The essay well describes what we do. I’m interested to hear what you might think, reader, especially if you work in rhetoric and composition, or are at all curious about this place. Check it out.
Our students have turned in their first essay assignments, and we’re deep into grading. For me, here, the first essay is all about navigating the rhetorical situation, helping the students figure out how to closely read and respond to the writing prompt. In terms of the grade, it’s fairly low-stakes, and my responses tend to be in the my-experience-as-a-reader mode but also attempt to illustrate to students the alignments and gaps between how they performed and the task they were set.
So a number of us, military and civilian, met at the Officer’s Club yesterday afternoon to unwind over a few pitchers and compare notes. One instructor was upset: he’d had seven Fs in a single section, and didn’t know how to account for it; wondering whether there was something wrong with his teaching or the way he posed the assignment, or how his students could so misread what was asked of them.
Another instructor posed an analogy that I’m not sure whether to like or dislike: people who teach writing, he proposed, like to teach writing for the same reasons that people go to NASCAR races. They love the skill that they see, the persistence and mastery of technique — but there’s also the love of the wreck, seeing something go incredibly and colossally wrong into a huge, end-over-end tumbling fireball. As he was saying this, I wanted to stop him, to interrupt and say no, that’s such a misguided, punitive model of instruction, that’s not what we want — but he took the analogy and made a turn into Mina Shaughnessy territory, proposing that the appeal of the wreck is in investigating its causes, seeing how it happened, how it could have happened, examining its conditions of possibility.

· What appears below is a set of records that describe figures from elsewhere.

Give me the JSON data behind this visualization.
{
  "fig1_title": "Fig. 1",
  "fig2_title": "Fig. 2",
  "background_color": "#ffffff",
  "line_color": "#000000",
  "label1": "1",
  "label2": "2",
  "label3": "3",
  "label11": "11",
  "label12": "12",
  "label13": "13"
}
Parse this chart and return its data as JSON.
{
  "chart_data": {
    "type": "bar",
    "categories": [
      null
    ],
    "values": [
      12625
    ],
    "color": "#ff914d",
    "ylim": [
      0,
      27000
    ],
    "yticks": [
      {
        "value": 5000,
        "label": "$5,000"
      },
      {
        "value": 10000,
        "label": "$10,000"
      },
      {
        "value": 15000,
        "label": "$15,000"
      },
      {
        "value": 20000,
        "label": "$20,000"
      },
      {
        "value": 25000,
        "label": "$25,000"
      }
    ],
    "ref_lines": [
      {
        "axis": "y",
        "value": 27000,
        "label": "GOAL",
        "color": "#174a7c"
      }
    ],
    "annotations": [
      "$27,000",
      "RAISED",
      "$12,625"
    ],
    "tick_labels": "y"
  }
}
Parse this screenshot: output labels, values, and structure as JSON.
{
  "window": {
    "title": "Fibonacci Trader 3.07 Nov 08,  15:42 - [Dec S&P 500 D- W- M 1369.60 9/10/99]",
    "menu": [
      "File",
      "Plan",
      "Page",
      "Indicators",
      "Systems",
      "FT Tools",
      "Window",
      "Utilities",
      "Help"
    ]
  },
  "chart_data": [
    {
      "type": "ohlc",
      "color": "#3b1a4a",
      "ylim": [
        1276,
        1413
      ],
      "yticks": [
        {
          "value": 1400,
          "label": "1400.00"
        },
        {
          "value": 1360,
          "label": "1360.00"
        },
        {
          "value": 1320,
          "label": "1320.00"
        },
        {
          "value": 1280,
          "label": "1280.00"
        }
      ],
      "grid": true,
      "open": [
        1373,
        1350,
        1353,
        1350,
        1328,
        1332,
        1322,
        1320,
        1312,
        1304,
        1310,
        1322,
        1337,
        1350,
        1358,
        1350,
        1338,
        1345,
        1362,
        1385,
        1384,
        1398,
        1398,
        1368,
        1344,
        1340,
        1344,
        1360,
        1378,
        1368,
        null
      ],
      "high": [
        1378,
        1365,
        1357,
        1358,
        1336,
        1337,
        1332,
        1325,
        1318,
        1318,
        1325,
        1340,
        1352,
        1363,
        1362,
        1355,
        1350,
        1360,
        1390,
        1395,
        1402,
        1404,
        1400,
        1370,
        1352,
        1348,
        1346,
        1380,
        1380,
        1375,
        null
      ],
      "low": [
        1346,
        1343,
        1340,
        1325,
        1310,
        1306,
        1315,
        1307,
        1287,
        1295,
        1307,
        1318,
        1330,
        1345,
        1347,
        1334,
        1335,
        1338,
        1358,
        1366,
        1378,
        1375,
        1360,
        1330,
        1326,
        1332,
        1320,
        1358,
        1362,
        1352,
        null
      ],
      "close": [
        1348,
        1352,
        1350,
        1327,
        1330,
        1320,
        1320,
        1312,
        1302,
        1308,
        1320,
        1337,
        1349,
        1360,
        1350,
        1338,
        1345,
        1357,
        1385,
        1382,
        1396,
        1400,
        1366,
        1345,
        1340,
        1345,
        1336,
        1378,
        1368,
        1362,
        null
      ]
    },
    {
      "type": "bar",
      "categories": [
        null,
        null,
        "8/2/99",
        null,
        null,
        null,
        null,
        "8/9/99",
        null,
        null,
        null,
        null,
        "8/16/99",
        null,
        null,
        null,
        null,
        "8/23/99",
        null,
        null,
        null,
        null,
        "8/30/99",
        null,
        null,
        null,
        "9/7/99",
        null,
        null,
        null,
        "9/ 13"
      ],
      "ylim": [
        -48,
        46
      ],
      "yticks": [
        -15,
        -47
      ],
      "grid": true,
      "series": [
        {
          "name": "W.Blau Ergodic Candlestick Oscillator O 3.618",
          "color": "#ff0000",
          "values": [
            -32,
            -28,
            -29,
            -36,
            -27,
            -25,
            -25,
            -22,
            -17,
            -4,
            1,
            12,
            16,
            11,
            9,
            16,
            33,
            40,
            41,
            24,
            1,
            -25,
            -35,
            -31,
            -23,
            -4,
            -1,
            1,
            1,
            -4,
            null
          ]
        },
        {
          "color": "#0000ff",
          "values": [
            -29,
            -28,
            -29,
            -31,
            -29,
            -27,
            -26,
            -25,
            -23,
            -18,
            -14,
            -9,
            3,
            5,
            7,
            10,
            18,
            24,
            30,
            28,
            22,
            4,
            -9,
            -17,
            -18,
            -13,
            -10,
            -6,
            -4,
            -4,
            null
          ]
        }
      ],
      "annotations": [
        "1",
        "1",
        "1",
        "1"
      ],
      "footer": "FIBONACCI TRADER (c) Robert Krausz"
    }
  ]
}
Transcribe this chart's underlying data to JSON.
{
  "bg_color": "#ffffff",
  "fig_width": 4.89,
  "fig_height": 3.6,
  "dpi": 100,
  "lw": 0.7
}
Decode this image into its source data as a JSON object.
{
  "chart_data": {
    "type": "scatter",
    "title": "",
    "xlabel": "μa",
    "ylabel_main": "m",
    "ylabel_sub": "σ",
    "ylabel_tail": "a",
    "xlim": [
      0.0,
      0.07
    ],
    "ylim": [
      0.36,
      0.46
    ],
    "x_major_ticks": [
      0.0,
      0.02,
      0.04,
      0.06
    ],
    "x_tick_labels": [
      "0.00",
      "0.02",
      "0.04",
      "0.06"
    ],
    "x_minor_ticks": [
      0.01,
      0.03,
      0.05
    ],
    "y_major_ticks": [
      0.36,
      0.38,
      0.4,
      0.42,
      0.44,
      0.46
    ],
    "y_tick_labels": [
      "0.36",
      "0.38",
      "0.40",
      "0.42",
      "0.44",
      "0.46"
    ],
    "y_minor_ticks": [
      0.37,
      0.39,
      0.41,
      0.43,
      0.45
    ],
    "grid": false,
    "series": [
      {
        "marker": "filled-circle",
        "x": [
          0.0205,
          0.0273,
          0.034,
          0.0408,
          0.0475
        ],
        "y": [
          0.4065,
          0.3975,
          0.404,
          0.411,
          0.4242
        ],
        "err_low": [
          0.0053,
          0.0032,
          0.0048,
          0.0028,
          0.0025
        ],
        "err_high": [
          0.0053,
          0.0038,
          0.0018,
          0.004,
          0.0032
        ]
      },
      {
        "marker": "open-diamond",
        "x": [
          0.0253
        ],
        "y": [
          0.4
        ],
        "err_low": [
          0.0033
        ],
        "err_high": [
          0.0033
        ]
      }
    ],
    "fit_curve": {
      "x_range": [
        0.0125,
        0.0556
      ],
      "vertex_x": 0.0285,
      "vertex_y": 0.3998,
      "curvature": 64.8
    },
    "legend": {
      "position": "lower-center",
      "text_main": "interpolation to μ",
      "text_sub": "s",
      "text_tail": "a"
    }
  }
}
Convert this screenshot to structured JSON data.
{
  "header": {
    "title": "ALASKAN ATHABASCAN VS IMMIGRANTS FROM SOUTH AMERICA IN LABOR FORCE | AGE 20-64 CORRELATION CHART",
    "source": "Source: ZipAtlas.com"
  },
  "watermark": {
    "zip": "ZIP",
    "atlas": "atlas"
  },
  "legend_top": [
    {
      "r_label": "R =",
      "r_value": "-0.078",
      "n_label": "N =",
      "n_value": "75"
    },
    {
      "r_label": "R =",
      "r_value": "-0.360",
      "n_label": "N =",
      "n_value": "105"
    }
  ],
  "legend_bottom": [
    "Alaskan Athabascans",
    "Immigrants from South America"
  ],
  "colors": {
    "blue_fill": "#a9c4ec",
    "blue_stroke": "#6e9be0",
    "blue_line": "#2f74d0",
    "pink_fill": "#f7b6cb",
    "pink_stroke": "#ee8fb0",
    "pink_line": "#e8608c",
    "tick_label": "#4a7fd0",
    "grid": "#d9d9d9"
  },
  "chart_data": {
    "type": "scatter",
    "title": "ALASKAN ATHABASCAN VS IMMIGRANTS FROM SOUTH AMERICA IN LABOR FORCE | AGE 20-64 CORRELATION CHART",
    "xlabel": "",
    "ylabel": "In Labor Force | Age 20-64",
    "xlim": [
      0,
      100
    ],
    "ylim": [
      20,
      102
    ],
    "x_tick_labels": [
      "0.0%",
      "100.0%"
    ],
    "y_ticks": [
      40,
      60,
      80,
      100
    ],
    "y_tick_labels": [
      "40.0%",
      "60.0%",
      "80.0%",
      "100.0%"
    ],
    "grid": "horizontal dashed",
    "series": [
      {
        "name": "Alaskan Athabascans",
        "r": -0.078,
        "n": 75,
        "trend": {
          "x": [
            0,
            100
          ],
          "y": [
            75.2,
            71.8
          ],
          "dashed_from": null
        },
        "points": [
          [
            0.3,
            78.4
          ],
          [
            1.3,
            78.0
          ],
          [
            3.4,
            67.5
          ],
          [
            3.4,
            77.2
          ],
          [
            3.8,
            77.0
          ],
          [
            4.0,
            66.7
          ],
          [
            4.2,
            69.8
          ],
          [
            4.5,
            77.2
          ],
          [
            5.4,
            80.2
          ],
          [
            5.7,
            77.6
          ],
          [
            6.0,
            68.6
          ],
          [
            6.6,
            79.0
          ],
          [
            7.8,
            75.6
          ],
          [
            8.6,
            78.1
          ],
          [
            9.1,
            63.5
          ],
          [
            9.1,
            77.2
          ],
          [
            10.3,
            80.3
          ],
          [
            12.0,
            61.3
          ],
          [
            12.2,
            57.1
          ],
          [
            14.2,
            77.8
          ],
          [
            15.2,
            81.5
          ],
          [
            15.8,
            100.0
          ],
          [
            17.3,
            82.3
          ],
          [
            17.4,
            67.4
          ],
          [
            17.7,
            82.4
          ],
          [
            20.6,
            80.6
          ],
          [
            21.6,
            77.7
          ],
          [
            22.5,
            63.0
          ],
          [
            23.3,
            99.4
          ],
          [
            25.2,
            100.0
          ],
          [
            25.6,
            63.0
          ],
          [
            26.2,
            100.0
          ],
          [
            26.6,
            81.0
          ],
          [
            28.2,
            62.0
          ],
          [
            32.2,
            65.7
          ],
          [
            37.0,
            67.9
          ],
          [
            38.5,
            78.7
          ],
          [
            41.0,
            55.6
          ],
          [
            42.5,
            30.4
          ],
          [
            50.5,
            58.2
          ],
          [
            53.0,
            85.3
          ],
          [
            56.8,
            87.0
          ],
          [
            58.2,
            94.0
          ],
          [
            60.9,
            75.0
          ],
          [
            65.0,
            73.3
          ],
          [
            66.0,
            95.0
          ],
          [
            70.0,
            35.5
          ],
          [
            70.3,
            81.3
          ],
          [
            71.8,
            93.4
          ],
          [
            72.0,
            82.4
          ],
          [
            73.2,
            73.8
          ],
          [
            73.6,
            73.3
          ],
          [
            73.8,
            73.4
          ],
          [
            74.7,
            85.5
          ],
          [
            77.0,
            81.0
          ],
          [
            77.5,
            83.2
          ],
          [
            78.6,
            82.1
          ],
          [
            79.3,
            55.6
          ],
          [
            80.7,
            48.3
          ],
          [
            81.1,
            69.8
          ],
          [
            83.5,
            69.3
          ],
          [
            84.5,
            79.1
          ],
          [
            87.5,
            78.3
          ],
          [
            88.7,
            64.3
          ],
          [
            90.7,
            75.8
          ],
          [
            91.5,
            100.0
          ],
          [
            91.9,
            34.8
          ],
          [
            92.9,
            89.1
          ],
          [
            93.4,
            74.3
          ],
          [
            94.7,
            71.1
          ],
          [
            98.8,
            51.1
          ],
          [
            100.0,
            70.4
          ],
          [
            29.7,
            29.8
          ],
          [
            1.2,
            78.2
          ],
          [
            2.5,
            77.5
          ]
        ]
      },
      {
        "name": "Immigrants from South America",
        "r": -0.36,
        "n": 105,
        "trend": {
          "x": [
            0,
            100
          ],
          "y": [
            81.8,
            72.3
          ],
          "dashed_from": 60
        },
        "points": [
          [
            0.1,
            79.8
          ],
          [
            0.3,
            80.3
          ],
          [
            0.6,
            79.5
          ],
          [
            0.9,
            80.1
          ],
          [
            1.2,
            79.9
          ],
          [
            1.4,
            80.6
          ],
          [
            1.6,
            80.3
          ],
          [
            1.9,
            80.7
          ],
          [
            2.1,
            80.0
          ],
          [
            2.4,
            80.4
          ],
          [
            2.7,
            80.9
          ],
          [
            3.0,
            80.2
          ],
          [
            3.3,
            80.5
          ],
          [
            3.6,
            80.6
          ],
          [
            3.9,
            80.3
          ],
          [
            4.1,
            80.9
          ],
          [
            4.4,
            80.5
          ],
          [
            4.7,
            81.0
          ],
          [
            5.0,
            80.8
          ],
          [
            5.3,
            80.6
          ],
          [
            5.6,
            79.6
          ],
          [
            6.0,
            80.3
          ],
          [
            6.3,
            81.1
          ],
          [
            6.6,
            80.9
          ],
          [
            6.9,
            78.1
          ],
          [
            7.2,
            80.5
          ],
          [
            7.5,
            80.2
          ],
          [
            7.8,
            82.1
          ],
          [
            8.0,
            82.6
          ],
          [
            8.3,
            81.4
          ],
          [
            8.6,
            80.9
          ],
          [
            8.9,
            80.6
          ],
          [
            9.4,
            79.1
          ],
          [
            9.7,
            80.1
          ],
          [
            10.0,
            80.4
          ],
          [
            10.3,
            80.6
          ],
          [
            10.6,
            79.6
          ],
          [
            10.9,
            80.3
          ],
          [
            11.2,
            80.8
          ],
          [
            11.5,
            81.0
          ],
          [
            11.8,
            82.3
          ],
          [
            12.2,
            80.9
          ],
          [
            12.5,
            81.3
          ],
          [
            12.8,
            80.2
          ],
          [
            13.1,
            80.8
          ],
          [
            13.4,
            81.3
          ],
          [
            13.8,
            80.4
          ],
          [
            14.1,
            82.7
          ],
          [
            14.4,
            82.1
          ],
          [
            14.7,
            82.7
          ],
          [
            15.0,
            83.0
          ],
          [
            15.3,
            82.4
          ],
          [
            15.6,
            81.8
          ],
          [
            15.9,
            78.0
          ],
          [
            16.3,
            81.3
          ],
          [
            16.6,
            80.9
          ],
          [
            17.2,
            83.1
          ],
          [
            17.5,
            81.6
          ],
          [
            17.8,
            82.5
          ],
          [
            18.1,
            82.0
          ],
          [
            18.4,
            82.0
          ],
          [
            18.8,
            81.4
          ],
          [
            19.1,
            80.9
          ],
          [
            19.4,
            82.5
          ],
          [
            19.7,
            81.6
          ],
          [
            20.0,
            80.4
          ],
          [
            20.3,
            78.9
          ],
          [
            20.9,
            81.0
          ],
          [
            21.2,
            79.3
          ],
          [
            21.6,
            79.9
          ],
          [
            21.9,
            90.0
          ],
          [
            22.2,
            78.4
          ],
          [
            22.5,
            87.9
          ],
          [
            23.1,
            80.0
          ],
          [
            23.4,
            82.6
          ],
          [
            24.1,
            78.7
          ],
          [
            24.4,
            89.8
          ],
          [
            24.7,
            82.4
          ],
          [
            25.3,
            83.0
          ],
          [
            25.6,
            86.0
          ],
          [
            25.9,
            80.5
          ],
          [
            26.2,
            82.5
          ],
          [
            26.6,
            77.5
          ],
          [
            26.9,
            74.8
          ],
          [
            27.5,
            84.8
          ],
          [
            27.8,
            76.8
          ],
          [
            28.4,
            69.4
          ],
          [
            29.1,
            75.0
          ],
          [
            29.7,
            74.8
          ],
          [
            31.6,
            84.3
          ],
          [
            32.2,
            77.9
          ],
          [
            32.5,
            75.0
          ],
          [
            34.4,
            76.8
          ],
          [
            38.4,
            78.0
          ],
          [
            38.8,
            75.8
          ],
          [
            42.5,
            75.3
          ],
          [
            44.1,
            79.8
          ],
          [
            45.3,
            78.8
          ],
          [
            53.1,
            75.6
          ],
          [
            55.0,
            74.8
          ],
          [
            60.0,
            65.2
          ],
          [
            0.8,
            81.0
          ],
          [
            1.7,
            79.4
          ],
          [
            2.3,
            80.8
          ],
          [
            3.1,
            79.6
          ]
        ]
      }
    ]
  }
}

Maybe it’s an old or facile or obvious insight for those of us who teach writing. But right now, as I work through getting first essays back to students, it’s a useful reminder, and I think I can work with that. Reading writing as a way of investigating the conditions of possibility involved in its production.
I met with a group of seniors today; students I’m mentoring in their writing projects as they apply for certain nationally-known graduate scholarships.
There’s a lot of interest among these soon-to-be Army officers, as one might hope and expect, in international relations. Perhaps less expected was the interest taken in international relations in conjunction with development economics.
But when one of the intelligent and well-read young officers-to-be elaborated upon a claim in his essay by proposing to us that the American campaign to end global terror might most effectively begin by seeking to remedy two of terror’s dominant causal economic factors — entrenched third-world poverty and gross international economic inequality — I steepled my fingers to hide my grin.
“You might want to put that in there,” I said.
It’s only September, but I’m already deep into my second year as an assistant professor, and I’m feeling a bit at sea. My first year, I was protected; given the space to adapt to my institution and its habits and quirks, its possibilities and limits. Here, now, since mid-August, I’ve been plunged into committee and mentoring and extracurricular and planning work that sucks time away from my scholarship in far more concrete and visible and obligatory ways than the unfamiliarity of my first year did. Certainly, September is a particularly bad month, what with various mandatory government three-hour training session foolishnesses upon which I won’t elaborate, save to say that the alcohol and drug abuse prevention briefing began with a lecture on the dangers of absinthe, and went downhill from there. Would that I had the leisure for such dangers: I’m finding that I feel best when my weeks at the office run from about 7:15 to 5:30, and we’ll see how much that schedule lets me get done.
It looks to be a busy year, and while the book is gestating, I don’t think I’m going to be able to get an actual good solid start on it — for various professional reasons — until spring 2009.
So of my good rhet/comp readers, I’ll ask: is that too late, for somebody hired as an assistant prof in 2006?